A few years ago, my wife and I attended a dance class with some friends of ours. For me, it was the biggest waste of time since attending LeMaze classes before our first child was born. When my wife was in labor, I instinctively began to administer the effleurage massage technique I had practiced on her in class. Through the sweat and screams she gored me with her glare and said something to the effect of, "Stop touching me. I don't ever want you to touch me again."
She denies saying that. But I know what I heard.
I was hoping for a more positive payoff for my efforts this time around, although we did get a pretty good kid out of the other deal.
For eight weeks, my wife and I took dancing lessons. I must say I held my own on the dance floor. I was able to do all the moves and do them in the right sequence without causing untold embarrassment to myself or the ones who love me. But I didn't learn how to dance.

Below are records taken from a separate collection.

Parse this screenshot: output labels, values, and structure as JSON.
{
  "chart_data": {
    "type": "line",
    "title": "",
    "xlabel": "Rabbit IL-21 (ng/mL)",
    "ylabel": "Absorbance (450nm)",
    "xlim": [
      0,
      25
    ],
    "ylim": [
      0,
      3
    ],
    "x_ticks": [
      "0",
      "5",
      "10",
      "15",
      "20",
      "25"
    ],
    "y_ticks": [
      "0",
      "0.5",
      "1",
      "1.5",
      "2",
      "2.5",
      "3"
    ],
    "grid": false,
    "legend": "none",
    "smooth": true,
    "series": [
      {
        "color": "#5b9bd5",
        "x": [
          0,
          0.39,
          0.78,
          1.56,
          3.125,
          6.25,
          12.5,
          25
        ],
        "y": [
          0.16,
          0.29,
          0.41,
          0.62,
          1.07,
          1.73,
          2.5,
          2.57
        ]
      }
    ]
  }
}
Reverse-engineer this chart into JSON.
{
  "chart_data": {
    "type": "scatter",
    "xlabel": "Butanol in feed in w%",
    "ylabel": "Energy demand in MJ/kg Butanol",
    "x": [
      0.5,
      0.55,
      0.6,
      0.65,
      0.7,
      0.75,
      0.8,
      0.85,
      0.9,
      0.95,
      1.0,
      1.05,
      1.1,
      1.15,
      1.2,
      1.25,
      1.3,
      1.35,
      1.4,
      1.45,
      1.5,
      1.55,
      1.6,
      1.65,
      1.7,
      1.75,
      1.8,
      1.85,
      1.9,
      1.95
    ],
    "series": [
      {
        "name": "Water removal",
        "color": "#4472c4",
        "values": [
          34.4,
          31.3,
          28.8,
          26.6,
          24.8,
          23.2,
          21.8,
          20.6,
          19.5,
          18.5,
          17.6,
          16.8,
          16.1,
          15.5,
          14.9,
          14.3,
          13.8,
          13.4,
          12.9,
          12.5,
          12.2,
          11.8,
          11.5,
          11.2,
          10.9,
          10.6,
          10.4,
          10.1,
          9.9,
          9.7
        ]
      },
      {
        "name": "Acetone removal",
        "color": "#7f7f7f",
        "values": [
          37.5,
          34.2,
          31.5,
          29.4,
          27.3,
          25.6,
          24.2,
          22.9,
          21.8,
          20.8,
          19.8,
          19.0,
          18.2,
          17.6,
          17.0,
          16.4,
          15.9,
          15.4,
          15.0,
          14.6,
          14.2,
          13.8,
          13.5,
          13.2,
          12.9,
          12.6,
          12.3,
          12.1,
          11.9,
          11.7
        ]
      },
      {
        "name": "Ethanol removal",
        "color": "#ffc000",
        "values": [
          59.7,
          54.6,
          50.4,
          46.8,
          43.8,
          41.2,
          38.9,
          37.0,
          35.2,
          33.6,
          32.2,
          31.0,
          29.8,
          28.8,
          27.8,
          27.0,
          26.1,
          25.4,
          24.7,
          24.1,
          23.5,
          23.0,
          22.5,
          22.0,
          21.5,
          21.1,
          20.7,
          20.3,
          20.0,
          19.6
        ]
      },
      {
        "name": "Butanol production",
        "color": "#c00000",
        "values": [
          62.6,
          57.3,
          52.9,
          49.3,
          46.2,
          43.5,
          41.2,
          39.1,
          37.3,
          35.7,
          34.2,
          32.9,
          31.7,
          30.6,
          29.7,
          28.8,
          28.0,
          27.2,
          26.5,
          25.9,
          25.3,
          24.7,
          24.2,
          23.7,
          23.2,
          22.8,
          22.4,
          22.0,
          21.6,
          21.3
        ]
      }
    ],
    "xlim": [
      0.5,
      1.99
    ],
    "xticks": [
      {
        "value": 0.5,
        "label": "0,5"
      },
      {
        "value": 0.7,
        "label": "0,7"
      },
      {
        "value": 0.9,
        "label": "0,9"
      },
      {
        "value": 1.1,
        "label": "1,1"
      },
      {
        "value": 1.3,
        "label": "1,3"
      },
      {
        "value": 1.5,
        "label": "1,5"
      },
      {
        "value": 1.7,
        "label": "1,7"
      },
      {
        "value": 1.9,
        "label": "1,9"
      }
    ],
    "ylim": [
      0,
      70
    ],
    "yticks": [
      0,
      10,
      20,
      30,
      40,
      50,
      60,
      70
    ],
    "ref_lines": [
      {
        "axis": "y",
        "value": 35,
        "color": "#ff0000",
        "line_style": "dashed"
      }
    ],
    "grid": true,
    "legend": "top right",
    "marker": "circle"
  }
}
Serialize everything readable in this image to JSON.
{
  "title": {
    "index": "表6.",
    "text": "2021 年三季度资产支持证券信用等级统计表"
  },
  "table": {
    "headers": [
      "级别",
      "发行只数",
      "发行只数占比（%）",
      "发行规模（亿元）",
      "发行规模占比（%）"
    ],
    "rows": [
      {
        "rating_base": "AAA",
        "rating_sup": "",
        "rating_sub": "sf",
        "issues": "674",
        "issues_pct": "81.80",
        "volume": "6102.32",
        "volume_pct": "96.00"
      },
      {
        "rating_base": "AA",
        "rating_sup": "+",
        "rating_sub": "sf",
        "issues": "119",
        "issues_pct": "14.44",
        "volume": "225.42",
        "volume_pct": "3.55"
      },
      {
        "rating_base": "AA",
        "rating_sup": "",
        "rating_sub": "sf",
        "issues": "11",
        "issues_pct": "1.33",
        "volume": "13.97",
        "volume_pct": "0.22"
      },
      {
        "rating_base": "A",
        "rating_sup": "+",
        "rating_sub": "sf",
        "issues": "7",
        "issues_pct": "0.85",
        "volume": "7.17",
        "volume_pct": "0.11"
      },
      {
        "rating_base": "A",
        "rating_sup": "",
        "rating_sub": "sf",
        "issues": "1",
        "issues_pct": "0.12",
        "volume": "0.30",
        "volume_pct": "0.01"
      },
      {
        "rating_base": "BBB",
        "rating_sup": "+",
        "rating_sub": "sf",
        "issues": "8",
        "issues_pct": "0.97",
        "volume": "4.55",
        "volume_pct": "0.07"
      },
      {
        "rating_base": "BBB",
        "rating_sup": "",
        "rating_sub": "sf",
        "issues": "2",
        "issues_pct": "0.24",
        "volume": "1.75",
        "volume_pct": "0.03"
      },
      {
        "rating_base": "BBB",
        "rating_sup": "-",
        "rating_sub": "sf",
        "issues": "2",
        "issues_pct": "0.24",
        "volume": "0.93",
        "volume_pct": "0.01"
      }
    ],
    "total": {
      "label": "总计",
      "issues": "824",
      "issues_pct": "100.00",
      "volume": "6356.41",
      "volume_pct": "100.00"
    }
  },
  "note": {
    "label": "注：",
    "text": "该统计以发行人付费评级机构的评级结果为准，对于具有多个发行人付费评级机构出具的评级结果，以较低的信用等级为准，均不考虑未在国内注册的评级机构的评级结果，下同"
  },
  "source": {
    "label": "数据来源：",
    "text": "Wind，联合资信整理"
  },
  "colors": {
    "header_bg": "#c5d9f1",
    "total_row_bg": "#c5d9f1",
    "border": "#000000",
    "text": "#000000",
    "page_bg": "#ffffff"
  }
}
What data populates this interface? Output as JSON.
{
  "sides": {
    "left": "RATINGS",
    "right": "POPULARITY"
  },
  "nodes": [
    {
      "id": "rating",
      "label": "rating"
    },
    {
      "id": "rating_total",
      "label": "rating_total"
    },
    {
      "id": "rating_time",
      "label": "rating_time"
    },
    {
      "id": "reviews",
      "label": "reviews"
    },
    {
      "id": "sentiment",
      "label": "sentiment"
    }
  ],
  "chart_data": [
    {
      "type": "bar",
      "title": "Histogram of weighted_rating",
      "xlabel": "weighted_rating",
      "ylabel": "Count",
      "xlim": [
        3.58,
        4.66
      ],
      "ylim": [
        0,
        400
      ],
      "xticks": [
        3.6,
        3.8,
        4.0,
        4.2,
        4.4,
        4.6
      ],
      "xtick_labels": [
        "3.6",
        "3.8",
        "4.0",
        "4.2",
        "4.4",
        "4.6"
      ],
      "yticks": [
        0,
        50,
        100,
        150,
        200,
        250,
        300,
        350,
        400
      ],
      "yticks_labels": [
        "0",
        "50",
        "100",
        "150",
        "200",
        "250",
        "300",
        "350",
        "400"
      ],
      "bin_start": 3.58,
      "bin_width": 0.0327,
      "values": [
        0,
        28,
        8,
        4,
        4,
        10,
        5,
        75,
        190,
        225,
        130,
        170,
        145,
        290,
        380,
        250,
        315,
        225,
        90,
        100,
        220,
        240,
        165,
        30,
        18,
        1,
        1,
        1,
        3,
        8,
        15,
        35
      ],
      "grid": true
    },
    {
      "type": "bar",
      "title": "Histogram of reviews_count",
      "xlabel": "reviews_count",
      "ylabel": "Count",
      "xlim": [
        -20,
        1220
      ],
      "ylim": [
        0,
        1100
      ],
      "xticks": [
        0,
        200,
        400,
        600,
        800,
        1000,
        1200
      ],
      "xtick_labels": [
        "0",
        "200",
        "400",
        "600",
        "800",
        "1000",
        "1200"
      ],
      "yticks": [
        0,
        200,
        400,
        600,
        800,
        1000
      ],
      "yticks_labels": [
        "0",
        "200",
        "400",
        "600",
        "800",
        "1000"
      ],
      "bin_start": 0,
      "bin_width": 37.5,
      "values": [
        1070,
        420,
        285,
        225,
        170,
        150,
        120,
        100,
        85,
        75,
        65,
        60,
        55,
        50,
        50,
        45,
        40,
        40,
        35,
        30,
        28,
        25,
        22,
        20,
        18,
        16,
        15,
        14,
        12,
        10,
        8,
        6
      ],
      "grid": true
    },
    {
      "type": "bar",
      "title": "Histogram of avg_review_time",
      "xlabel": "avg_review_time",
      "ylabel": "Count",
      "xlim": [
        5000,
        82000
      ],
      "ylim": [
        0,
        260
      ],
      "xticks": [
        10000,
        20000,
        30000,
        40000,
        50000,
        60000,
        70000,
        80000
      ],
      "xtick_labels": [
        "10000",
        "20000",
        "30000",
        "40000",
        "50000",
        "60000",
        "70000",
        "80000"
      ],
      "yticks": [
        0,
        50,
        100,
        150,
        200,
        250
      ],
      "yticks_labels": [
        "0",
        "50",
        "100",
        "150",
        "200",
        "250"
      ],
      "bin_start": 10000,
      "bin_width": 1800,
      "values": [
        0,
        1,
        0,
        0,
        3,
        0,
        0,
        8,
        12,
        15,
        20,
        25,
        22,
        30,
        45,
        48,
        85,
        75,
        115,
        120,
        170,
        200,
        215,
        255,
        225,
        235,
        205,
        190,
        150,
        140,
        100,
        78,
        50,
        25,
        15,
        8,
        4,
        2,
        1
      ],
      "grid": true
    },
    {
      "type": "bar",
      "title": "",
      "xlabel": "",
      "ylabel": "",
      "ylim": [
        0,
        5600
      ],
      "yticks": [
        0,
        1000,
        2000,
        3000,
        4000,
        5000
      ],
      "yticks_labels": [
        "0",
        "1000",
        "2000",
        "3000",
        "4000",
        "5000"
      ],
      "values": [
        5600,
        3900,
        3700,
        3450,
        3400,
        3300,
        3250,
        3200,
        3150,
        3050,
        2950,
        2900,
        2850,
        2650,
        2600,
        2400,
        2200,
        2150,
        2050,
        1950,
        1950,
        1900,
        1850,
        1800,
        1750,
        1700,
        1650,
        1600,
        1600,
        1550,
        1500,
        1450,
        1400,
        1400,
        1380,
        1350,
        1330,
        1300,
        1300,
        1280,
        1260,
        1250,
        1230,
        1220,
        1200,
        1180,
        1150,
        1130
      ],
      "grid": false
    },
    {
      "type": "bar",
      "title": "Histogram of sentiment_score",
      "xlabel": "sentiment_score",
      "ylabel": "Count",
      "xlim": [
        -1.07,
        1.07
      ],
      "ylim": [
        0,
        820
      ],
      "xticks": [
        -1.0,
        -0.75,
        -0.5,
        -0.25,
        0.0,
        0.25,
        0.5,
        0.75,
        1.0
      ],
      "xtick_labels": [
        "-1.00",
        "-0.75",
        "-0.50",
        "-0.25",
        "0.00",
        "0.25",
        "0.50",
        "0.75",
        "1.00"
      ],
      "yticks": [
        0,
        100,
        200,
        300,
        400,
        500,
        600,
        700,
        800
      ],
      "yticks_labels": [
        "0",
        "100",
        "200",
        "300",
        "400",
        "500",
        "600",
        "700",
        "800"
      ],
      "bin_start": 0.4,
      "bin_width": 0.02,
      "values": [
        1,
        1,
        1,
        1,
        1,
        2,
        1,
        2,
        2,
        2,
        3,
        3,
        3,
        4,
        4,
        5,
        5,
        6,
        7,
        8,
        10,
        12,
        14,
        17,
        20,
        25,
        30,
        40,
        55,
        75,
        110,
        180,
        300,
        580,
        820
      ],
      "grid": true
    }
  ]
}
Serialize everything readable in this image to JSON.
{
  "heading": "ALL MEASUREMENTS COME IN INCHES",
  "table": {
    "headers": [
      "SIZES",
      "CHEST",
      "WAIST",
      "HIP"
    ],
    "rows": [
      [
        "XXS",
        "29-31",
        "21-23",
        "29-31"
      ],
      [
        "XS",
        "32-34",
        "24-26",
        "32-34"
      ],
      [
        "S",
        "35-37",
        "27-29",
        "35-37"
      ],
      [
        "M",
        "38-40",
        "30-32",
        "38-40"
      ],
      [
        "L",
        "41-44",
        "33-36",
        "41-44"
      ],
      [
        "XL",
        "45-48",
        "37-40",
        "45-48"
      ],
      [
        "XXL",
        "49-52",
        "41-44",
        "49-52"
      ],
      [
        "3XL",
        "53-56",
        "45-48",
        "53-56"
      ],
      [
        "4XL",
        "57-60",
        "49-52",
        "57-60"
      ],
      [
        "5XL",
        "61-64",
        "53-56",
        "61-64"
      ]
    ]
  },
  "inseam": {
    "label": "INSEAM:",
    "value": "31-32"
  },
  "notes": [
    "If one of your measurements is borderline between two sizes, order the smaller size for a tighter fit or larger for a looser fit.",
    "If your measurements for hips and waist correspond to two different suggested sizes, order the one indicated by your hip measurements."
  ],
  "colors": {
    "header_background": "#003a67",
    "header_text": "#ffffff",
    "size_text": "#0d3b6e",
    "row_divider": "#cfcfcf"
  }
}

The reality is, those eight weeks of lessons would have been enough; I could have learned how to dance if I then regularly went dancing. But going clubbing just isn’t a top priority for my wife and me. So any dance moves we may have picked up during those eight weeks were completely gone in two.
Like any other skill, learning how to dance takes discipline. We must not just receive instruction but put it into practice if we're going to be excel at it.
That holds true for the fine art of loving others as well.
If there is one thing our Heavenly Father wants His kids to excel at it's loving others. When asked by religious leaders what the greatest commandment was, Jesus, without hesitation, singled out loving as the most important thing Christians can do. And yet Christ-like love is often conspicuously absent in our interaction with others.
Face it, if we’ve grown up in the church, we’ve received all kinds of instruction as to how we are to love God and others. We know all there is to know about the Bible's teachings on the subject. We may even have some of the love passages memorized.
But if we don't practice loving others and practice it faithfully, all that instruction means nothing.
In 1st Corinthians 13--commonly known as the love chapter--the Apostle Paul says it bluntly. It doesn't matter how eloquently we can speak the Gospel. It doesn't matter how deep our knowledge, our understanding, or even our faith. It doesn't matter how much money we give to the less fortunate. If we don't have love, we are nothing.
Our Heavenly Father loves us with a love that will not give in, give up, or give out. Every day, we need to practice loving others that same way. Look for someone today to whom you can show genuine Christ-like love. Then look for someone else tomorrow. Then the next day. Who knows? You might get really good at it.